I have a dataset with a "Notes" column, which I'm trying to clean up with R. The notes look something like this:
Collected for 2 man-hours total. Cloudy, imminent storms.
Collected for 2 man-hours total. Rainy.
Collected 30 min w/2 staff for a total of 1 man-hour of sampling. Sunny.
..And so on
I want to remove all sentences that start with "Collected" but not any of the sentences that follow. The number of sentences that follow vary, e.g. from 0-4 sentences afterwards. I was trying to remove all combinations of Collected + (last word of the sentence) but there's too many combinations. Removing Collected + [.] removes all the subsequent sentences. Does anyone have any suggestions? Thank you in advance.

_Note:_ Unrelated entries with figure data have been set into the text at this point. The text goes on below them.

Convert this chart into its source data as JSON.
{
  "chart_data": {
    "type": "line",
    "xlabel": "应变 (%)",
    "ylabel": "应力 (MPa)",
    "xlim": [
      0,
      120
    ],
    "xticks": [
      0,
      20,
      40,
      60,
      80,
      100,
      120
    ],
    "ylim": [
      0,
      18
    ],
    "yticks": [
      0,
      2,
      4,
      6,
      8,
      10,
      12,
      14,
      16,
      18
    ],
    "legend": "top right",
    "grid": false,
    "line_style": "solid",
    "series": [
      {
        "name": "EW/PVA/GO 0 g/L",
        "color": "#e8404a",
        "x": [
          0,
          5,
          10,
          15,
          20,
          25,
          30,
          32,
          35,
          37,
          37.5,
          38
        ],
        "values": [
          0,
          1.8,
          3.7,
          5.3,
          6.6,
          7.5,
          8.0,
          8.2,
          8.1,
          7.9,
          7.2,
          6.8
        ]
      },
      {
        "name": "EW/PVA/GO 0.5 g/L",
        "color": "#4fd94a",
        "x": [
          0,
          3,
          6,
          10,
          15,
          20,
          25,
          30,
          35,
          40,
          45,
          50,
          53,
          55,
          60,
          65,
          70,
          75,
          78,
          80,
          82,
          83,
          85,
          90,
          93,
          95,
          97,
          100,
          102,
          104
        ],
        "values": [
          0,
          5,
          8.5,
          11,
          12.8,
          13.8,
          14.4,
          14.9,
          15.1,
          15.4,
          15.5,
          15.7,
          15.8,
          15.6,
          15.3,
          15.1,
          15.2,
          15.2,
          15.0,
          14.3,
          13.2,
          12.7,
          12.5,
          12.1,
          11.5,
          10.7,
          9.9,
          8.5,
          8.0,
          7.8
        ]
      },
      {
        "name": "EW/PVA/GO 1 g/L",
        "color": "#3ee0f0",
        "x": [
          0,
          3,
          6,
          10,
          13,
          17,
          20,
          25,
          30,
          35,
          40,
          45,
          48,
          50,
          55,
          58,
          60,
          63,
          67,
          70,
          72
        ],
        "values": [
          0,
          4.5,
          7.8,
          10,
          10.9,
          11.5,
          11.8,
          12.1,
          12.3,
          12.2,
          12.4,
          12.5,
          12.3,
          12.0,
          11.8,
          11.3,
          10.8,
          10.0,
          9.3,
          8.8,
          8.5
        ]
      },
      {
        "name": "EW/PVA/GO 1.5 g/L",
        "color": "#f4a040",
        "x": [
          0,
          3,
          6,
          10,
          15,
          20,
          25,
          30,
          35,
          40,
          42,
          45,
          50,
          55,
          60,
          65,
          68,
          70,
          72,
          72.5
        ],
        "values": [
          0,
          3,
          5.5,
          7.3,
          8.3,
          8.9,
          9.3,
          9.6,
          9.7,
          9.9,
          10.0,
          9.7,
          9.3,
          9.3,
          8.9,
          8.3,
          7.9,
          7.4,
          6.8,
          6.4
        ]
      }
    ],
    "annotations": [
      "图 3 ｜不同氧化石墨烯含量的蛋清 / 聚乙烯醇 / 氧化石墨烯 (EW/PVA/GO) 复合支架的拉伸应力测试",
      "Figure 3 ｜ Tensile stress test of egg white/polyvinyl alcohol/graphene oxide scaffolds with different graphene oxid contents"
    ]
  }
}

An option using gsub can be as:
gsub("^Collected[^.]*\\. ","",df$Notes)
# [1] "Cloudy, imminent storms."
# [2] "Rainy."
# [3] "Sunny."
Regex explanation:
- `^Collected` : Starts with `Collected`
- `[^.]*` : Followed by anything other than `.`
- `\\. ` : Ends with `.` and `space`.
Replace such matches with "".
Data:
df<-read.table(text=
"Notes
'Collected for 2 man-hours total. Cloudy, imminent storms.'
'Collected for 2 man-hours total. Rainy.'
'Collected 30 min w/2 staff for a total of 1 man-hour of sampling. Sunny.'",
header = TRUE, stringsAsFactors = FALSE)
a = "Collected 30 min w/2 staff for a total of 1 man-hour of sampling. Sunny."
sub("^ ","",sub("Collected.*?\\.","",a))
> [1] "Sunny."
Or if you know that there will be a space after the period:
sub("Collected.*?\\. ","",a)